I am a benevolent doppelganger. Antithetical and amorphous, but quite obviously harmless. Step into my shadows, flashlight in hand, and examine me for yourself. I am a little bit of everyone I've encountered in the last nine years. I'm even a little bit of you.
And as I acquire new pieces, the part of me that is who I might have been at one time fades. I feel like an over-edited carbon copy of a carbon copy, weighed down by clumps of white out and paste. A trail of discarded identity litter fans out behind me: snippets of characteristics, ticks, stats, idiosyncracies, leanings, aversions. I can no longer discern those I was born with from those I've stolen. Just a lot of recondite debris.
There are times I'd like to sort through the mess. Flatten the soiled scraps of paper, lay them out in some organised fashion. Gather those that I know are not me, the ones I remember acquiring, when, and from whom. Burn them. I don't want to be a xeroxed, patch-worked paper doll of everyone you've ever known. I want to be the archetype!

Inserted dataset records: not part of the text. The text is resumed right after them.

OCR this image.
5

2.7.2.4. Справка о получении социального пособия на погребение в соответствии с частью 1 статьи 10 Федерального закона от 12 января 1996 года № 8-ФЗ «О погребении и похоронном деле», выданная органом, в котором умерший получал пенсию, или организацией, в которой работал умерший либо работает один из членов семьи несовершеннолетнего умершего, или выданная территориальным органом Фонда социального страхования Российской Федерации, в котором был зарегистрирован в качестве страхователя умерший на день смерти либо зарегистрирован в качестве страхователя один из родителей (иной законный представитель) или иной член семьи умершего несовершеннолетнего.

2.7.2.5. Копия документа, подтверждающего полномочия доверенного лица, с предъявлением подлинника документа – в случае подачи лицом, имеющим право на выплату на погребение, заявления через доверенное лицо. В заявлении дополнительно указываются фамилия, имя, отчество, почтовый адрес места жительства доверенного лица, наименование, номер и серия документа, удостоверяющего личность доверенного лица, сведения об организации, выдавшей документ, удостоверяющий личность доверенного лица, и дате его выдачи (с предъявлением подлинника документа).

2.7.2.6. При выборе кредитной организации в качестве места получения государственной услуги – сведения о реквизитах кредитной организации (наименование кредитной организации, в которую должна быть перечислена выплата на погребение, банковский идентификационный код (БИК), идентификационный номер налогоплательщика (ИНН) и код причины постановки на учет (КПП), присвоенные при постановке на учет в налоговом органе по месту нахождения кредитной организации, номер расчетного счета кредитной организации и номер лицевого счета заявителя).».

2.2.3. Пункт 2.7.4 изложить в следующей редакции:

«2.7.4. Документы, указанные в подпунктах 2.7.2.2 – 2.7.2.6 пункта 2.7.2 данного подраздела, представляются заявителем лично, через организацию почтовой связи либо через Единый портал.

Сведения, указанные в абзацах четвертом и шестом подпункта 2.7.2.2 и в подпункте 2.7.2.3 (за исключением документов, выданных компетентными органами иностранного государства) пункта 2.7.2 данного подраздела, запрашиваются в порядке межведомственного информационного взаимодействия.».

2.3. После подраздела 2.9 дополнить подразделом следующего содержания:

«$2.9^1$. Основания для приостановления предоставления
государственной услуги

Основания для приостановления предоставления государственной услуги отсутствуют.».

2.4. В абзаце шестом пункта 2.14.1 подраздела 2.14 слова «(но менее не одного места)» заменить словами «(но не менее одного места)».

I don't always feel that way, though. Status quo has grown so comfortable, so dependable in its constant vacillation. I do not know who I am, and I've grown plump and lazy relying on that as my excuse for every occasion. I'm so tired of worrying about it, I've very nearly convinced myself it doesn't matter whether this trait or that was actually mine to begin with. After all, if you possess something long enough, doesn't it, by default, become yours?